Lui scosse la testa, sempre in
quello strano stato di trance.
“Allora,”
disse la vecchietta. “Non è stato molto educato entrare in casa altrui senza
neppure bussare alla porta. Voi giovani dovete imparare anche un po’ di educazione.”
“E
perché non rispondevate?” fece Doorman. “Ci avrete ben visto arrivare!”

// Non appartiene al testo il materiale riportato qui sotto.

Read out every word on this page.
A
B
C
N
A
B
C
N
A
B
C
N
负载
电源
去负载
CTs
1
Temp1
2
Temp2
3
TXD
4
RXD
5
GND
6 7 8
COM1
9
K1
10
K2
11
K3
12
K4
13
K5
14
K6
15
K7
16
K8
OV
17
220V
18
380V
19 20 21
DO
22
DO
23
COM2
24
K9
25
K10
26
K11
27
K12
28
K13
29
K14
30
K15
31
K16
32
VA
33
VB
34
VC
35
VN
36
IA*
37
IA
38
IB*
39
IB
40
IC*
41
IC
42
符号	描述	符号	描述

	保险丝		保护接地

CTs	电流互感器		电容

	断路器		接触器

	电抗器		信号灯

“Che domande: non si da confidenza agli estranei. E poi bastava che aspettaste
che i nostri uomini tornassero dai campi per il pranzo.”
Immortal si massaggiò la
testa. “Signora, siamo qui per fare luce su alcune segnalazioni di rapimenti di
bambini. Pare che ne siano scomparsi molti, in questi ultimi tempi.”
Ben si inalberò.
“E dovremmo raccontare i fatti nostri a un branco di
stranieri? Per giunta degli stregoni? E chi vi ha
detto di questa faccenda? Nn vogliamo stranieri di mezzo!”
“Aha!” fece Flatman, puntando
l’indice ‘j’accuse’. “È stato lei ad
avvertire le autorità, Ben!”
“Che…cosa..?”
l’uomo barcollò, pallido. “Vi sbagliate, io…”
“La Polizia è stata avvertita
tramite un SMS. E lei ha appena pronunciato una parola
in SMSese: ‘Nn’!”
“Ben, caro..?”
la povera vecchietta, pur non scostandosi dalla sua maschera cordiale, riusciva
a metterci una qualcerta angosciata quiete[ii].
L’uomo si mise la faccia fra
le mani, e si ingobbì tutto. Singhiozzava. “Ebbene sì, sono stato io! Nostro nipote possiede un
telefonino! Glielo hanno passato quei ragazzacci a scuola. Io l’ho sequestrato, volevo distruggerlo…ma poi…ma poi…”
“Su, su,”
fece Moonfang, dandogli pacche consolatorie sulla schiena.
L’uomo sollevò il volto
supplichevole verso la moglie. “Lo schermo aveva tutti quei bei colori, e poi
tutte quelle suonerie…”
“Ben…” Lui la prese per le
spalle.
“Non capisci! Ho fatto il
numero del vecchio Stan, e mi rispondeva mentre
parlavo dal campo di grano! E poi ci sono i videogiochi,
e…” fu interrotto da un ceffone.
L’anziana signora si alzò in
piedi, fissando il marito con occhi gelidi e bocca sottilissima. “Benjamin, io
e te dobbiamo fare quattro chiacchiere. Come hai
potuto permettere a quello strumento del male di entrare in casa nostra? Altro
che ‘Assemblea’, per questi poveri giovani.” Indicò i
Vendicatori. A loro, tornò a rivolgere il familiare sorriso. “Posso farvi una
torta, figlioli?”
“Dibi-dodi-guu,” rispose Immortal.
“Lo apprezzeremmo molto,
madame,” rispose Flatman. “Ma dobbiamo prima occuparci
di trovare i bambini scomparsi.”
“Oh, capisco. Nel qual caso,
non vi tratteniamo: potrete trovarli anche subito.”
Le finestre della casa si illuminarono.